# Why You Need to Speak English



## proutdoors (Sep 24, 2007)

Why is it so important to know how to speak English?

I had a bunch of Canadian dollars I needed to exchange so I went to the currency exchange window at the local bank.

It was a short line. Just one lady in front of me, an Asian lady who was trying to exchange yen for dollars and she was a little irritated.

She asked the teller, 'Why it change? Yesterday, I get two hunat dolla fo yen. Today I get hunat eighty? Why it change?'

The teller shrugged his shoulders and said, 'Fluctuations'.

The Asian lady says, 'Fluc you white people, too.'


----------



## Huge29 (Sep 17, 2007)

WOW that gets a 3 ROTFL salute :rotfl: :rotfl: :rotfl:


----------



## huntingbuddy (Sep 10, 2007)

hey you could have given those canadian dollars to me I am going to need them :mrgreen:


----------



## one hunting fool (Sep 17, 2007)

hellarryass pro


----------



## idiot with a bow (Sep 10, 2007)

Why did you have Canadian dollars? I don't get it.


----------



## NoShot (Nov 23, 2007)

idiot with a bow said:


> Why did you have Canadian dollars? I don't get it.

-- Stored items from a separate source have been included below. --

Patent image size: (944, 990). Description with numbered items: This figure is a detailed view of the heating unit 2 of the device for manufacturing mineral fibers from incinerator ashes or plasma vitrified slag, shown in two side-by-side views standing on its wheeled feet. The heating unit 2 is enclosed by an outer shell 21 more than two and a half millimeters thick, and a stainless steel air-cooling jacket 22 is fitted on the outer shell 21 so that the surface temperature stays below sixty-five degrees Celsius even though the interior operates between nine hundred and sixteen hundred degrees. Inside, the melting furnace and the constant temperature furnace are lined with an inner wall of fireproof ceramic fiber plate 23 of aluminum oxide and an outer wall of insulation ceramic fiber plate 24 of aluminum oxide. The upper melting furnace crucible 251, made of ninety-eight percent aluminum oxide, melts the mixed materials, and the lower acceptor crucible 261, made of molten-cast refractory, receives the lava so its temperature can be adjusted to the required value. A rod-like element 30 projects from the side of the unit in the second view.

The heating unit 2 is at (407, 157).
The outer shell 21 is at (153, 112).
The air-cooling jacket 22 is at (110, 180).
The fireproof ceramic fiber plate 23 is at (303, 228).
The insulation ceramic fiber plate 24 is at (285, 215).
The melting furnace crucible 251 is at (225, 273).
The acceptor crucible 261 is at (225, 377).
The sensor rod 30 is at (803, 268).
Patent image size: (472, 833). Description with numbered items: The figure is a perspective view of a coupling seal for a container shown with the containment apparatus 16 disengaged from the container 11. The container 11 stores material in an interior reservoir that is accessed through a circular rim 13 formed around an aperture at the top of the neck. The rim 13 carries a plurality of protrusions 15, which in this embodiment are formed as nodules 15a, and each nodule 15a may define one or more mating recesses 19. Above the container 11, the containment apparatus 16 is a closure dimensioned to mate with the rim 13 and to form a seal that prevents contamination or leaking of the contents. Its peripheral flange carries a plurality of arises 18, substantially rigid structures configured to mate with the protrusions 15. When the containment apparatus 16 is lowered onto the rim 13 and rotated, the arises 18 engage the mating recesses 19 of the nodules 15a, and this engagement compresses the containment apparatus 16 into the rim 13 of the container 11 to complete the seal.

My thought too, the Peso is still the better deal... :wink:


----------



## waltny (Sep 8, 2007)

idiot with a bow said:


> Why did you have Canadian dollars? I don't get it.


NAFTA...


----------



## Chaser (Sep 28, 2007)

I have gotten some mileage out of this joke. Everyone i tell laughs hysterically


----------